Dans la controverse sur l’utilité ou l’inutilité des colonies, l’abbé de Saint-Pierre défend dans la première moitié du XVIIIe siècle une position qui se retrouvera, avec des développements et des aménagements, chez les grands auteurs libéraux de la seconde moitié du siècle. Coûteuses à établir, coûteuses à maintenir, les colonies ne développent pas le commerce, quand elles l’enserrent dans des monopoles et des restrictions. Si elles peuvent servir à enrichir quelques familles d’un État, elles sont à charge pour la nation tout entière.
Observations sur les colonies éloignées
par l’abbé de Saint-Pierre
[Ouvrages de politique et de morale, t. X, 1735, p. 278-280.]
Depuis que j’ai vu le Discours du chevalier Petty, Anglais, sur les colonies éloignées, j’ai bien rabattu de l’estime que j’en faisais par rapport à l’utilité de la nation qui fournissait des habitants à ces colonies. Je crois au contraire qu’elles lui sont à charge, quoiqu’elles puissent être utiles à quelques familles particulières, aux dépens de quelques autres du même État.
La grande raison de l’auteur, c’est que si la colonie est petite, elle peut facilement être envahie ; si elle est grande, elle sera souvent tentée de se révolter, et de refuser les tributs à sa mère. Or dans les deux cas, la nation mère en serait d’autant affaiblie.
Il est vrai que dans le système de la Diète européenne, cette raison perdrait toute sa force ; et même la nation mère, pour conserver sa fille obéissante, n’aurait point besoin, ni de diminuer la liberté de la colonie dans une partie de son commerce, ni d’en user avec elle avec des manières impérieuses, contraignantes et tyranniques.

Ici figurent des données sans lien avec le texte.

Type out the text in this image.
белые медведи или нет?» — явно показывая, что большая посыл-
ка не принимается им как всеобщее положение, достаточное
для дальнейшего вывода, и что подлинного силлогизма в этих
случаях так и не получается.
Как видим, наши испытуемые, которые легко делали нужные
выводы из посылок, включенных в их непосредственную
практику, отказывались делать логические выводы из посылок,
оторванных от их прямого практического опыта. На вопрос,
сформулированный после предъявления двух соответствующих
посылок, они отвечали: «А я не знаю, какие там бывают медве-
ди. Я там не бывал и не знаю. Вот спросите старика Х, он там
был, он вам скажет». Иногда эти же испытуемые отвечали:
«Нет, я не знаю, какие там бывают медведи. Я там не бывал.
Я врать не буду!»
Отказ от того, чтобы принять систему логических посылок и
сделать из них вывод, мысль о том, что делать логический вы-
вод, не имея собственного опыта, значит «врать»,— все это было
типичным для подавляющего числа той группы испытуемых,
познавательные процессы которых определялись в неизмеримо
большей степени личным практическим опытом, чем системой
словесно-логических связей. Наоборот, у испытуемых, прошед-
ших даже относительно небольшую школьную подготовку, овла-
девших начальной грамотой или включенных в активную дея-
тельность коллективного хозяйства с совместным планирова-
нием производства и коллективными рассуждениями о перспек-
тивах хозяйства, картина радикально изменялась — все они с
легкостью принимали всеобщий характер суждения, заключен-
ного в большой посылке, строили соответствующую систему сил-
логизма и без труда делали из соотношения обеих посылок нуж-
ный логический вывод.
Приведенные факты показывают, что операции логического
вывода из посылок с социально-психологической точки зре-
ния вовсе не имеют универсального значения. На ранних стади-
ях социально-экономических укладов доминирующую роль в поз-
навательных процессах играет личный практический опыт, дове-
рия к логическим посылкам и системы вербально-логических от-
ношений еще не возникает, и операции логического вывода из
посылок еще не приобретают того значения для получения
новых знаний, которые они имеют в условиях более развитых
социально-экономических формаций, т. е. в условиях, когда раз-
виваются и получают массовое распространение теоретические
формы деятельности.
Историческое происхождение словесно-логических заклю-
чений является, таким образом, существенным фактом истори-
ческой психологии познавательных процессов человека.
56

De là il suit que pour répondre à votre question, il faut distinguer.
Dans le système de la police générale de la Diète européenne, je suis de votre avis. Les colonies françaises éloignées peuvent être utiles à la France, même en les laissant jouir du même degré de liberté dont les Français jouissent dans nos provinces : c’est que les bonnes terres, bien arrosées de ruisseaux et de rivières navigables, bien plantées d’arbres, et où il y a de bons ports de mer, et où il croît des fruits utiles à la santé et au commerce qui ne viennent pas dans le pays de la nation, sont des biens nouveaux que cette nation peut ajouter à ses biens anciens.
Mais dans le système d’impolice européenne où nous sommes encore, je suis de l’avis du chevalier Petty.Il y a le plus souvent pour l’État plus à perdre qu’à gagner, à former des colonies éloignées.